The railways – a classic public service

Railways cannot be simply a private enterprise with no concern but profit.  They are a necessity to maintain general economic activity. Take away the railways and a substantial part of those employed in London could not continue to work there because the roads will not take the extra traffic. The same applies, to a lesser degree, to other large cities and towns.  The railways also fulfill  important social functions in providing transport to those without cars, by reducing car use generally and moving much heavy goods traffic from the roads. Finally, railways have a strategic value in times of war or blockade.

The simple truth is that without massive public subsidy the railways could not be maintained. No national railway system in the First World operates without taxpayers’ subsidy. Parts of systems may be profitable but not the entire system. It is not that our railways would simply shrink if left entirely to private enterprise, most of the system would not run at all. Commuter traffic is running at near capacity in the South East of England and fares are already so high generally that the massive price hike needed to meet the full cost of rail travel would result in a vicious circle of decreased traffic and decreased revenue. 

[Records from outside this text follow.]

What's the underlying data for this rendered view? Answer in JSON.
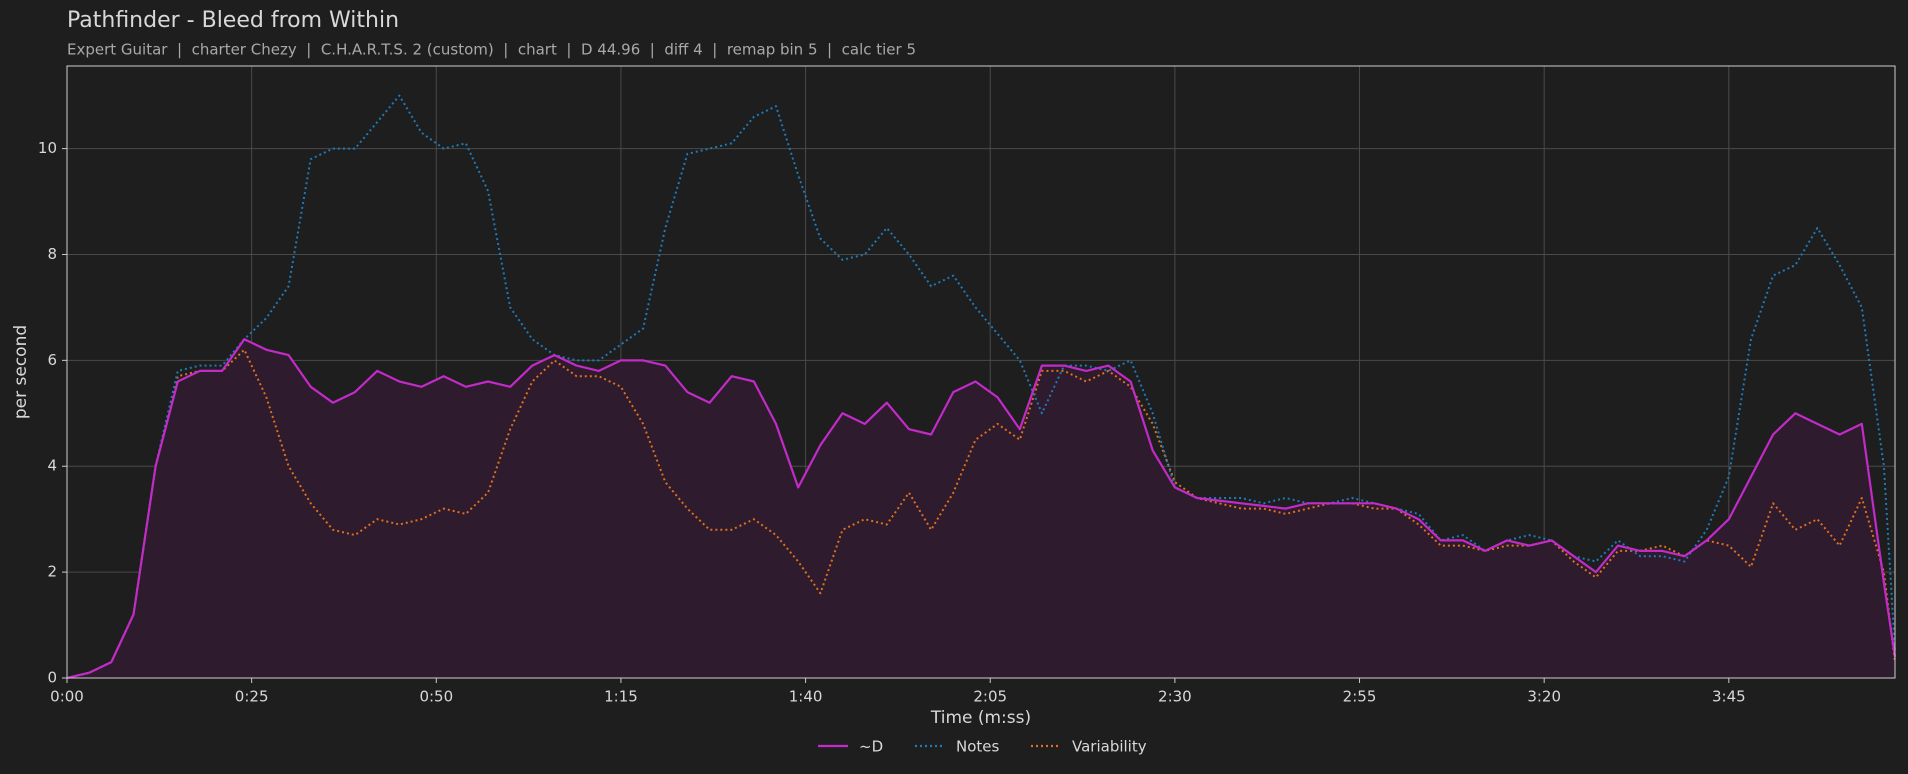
{
  "chart_data": {
    "type": "line",
    "title": "Pathfinder - Bleed from Within",
    "subtitle": "Expert Guitar  |  charter Chezy  |  C.H.A.R.T.S. 2 (custom)  |  chart  |  D 44.96  |  diff 4  |  remap bin 5  |  calc tier 5",
    "x_label": "Time (m:ss)",
    "y_label": "per second",
    "x": [
      0,
      3,
      6,
      9,
      12,
      15,
      18,
      21,
      24,
      27,
      30,
      33,
      36,
      39,
      42,
      45,
      48,
      51,
      54,
      57,
      60,
      63,
      66,
      69,
      72,
      75,
      78,
      81,
      84,
      87,
      90,
      93,
      96,
      99,
      102,
      105,
      108,
      111,
      114,
      117,
      120,
      123,
      126,
      129,
      132,
      135,
      138,
      141,
      144,
      147,
      150,
      153,
      156,
      159,
      162,
      165,
      168,
      171,
      174,
      177,
      180,
      183,
      186,
      189,
      192,
      195,
      198,
      201,
      204,
      207,
      210,
      213,
      216,
      219,
      222,
      225,
      228,
      231,
      234,
      237,
      240,
      243,
      246,
      247.5
    ],
    "series": [
      {
        "name": "~D",
        "color": "#c22bc8",
        "style": "solid",
        "fill": "#2e1b2d",
        "values": [
          0,
          0.1,
          0.3,
          1.2,
          4.0,
          5.6,
          5.8,
          5.8,
          6.4,
          6.2,
          6.1,
          5.5,
          5.2,
          5.4,
          5.8,
          5.6,
          5.5,
          5.7,
          5.5,
          5.6,
          5.5,
          5.9,
          6.1,
          5.9,
          5.8,
          6.0,
          6.0,
          5.9,
          5.4,
          5.2,
          5.7,
          5.6,
          4.8,
          3.6,
          4.4,
          5.0,
          4.8,
          5.2,
          4.7,
          4.6,
          5.4,
          5.6,
          5.3,
          4.7,
          5.9,
          5.9,
          5.8,
          5.9,
          5.6,
          4.3,
          3.6,
          3.4,
          3.35,
          3.3,
          3.25,
          3.2,
          3.3,
          3.3,
          3.3,
          3.3,
          3.2,
          3.0,
          2.6,
          2.6,
          2.4,
          2.6,
          2.5,
          2.6,
          2.3,
          2.0,
          2.5,
          2.4,
          2.4,
          2.3,
          2.6,
          3.0,
          3.8,
          4.6,
          5.0,
          4.8,
          4.6,
          4.8,
          1.8,
          0.4
        ]
      },
      {
        "name": "Notes",
        "color": "#1f7ab8",
        "style": "dotted",
        "values": [
          0,
          0.1,
          0.3,
          1.2,
          4.0,
          5.8,
          5.9,
          5.9,
          6.4,
          6.8,
          7.4,
          9.8,
          10.0,
          10.0,
          10.5,
          11.0,
          10.3,
          10.0,
          10.1,
          9.2,
          7.0,
          6.4,
          6.1,
          6.0,
          6.0,
          6.3,
          6.6,
          8.5,
          9.9,
          10.0,
          10.1,
          10.6,
          10.8,
          9.5,
          8.3,
          7.9,
          8.0,
          8.5,
          8.0,
          7.4,
          7.6,
          7.0,
          6.5,
          6.0,
          5.0,
          5.9,
          5.9,
          5.8,
          6.0,
          5.0,
          3.6,
          3.4,
          3.4,
          3.4,
          3.3,
          3.4,
          3.3,
          3.3,
          3.4,
          3.3,
          3.2,
          3.1,
          2.6,
          2.7,
          2.4,
          2.6,
          2.7,
          2.6,
          2.3,
          2.2,
          2.6,
          2.3,
          2.3,
          2.2,
          2.8,
          3.8,
          6.4,
          7.6,
          7.8,
          8.5,
          7.8,
          7.0,
          4.0,
          0.5
        ]
      },
      {
        "name": "Variability",
        "color": "#e0701e",
        "style": "dotted",
        "values": [
          0,
          0.1,
          0.3,
          1.2,
          4.0,
          5.7,
          5.8,
          5.8,
          6.2,
          5.3,
          4.0,
          3.3,
          2.8,
          2.7,
          3.0,
          2.9,
          3.0,
          3.2,
          3.1,
          3.5,
          4.7,
          5.6,
          6.0,
          5.7,
          5.7,
          5.5,
          4.8,
          3.7,
          3.2,
          2.8,
          2.8,
          3.0,
          2.7,
          2.2,
          1.6,
          2.8,
          3.0,
          2.9,
          3.5,
          2.8,
          3.5,
          4.5,
          4.8,
          4.5,
          5.8,
          5.8,
          5.6,
          5.8,
          5.5,
          4.8,
          3.7,
          3.4,
          3.3,
          3.2,
          3.2,
          3.1,
          3.2,
          3.3,
          3.3,
          3.2,
          3.2,
          2.9,
          2.5,
          2.5,
          2.4,
          2.5,
          2.5,
          2.6,
          2.2,
          1.9,
          2.4,
          2.4,
          2.5,
          2.3,
          2.6,
          2.5,
          2.1,
          3.3,
          2.8,
          3.0,
          2.5,
          3.4,
          2.0,
          0.3
        ]
      }
    ],
    "xlim": [
      0,
      247.5
    ],
    "ylim": [
      0,
      11.56
    ],
    "xticks": [
      {
        "value": 0,
        "label": "0:00"
      },
      {
        "value": 25,
        "label": "0:25"
      },
      {
        "value": 50,
        "label": "0:50"
      },
      {
        "value": 75,
        "label": "1:15"
      },
      {
        "value": 100,
        "label": "1:40"
      },
      {
        "value": 125,
        "label": "2:05"
      },
      {
        "value": 150,
        "label": "2:30"
      },
      {
        "value": 175,
        "label": "2:55"
      },
      {
        "value": 200,
        "label": "3:20"
      },
      {
        "value": 225,
        "label": "3:45"
      }
    ],
    "yticks": [
      0,
      2,
      4,
      6,
      8,
      10
    ],
    "grid": true,
    "legend": "bottom"
  }
}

The cost of maintaining Britain’s railways is simply beyond the private sector. Profit can be made on some intercity routes but that is about it. Even with the massive subsidies given to private companies since privatisation – ironically substantially larger than the pre-privatisation subsidies in real terms – private companies have signally failed to invest adequately. Indeed, the companies have radically reduced staffing levels – which may well have contributed to some crashes – and have constantly failed to meet their timetables.

The farce of the company with responsibility for railway maintenance immediately after privatisation in Britain, Railtrack, is a cautionary tale in itself. It created a completely different culture from that under the nationalised railways. Instead of employing most of the labour directly, they engaged subcontractors

to do most of the work. The army of skilled workers built up by the original private companies and inherited by the nationalized British Rail was dispersed in reckless fashion and, inevitably, control over standards of maintenance became much diluted as it always does with subcontracting.

To put the cherry on the Railtrack story, the financial resources of the company, even with public subsidies, proved hopelessly inadequate. In 2002 the plug was pulled and it went into administration to eventually re-emerge restructured as a not-for-profit company Network Rail. But before the administration was done and dusted, the  taxpayer had to cough up a great deal of money to compensate shareholders because the government was faced with legal action by the shareholders alleging maladministration, an action which looked as though it might not only succeed but in the process wash some very dirty government linen in public over exactly why and how Railtrack went into  administration.

The taking back into public ownership has also extended to the rail operators franchises. In 2006  a major franchise holder, GNER relinquished the east coast London- Edinburgh franchise in 2006 “after admitting that its promise to pay the Department for Transport (DfT) £1.3bn over 10 years was too much.” http://www.guardian.co.uk/business/2009/jul/01/national-express-london-to-edinburgh  . National Express took the franchise over in 2007 with a  bid £1.4bn for a seven-and-a-half year contract”. They gave noticce of relinquishing the franchise in 2009 also on the grouinds that it could not be made to pay.

In 1993, the Conservative MP Robert Adley aptly described the the privatisation as “a poll tax on wheels”.  It has brought nothing but increased costs and confusion to passengers who are now faced with a bewildering array of fares and companies instead of the sanity of a single nationalised railway where the only difference in tickets was between on peak and off peak, first or second class and you could go on any train  within those very broad constraints.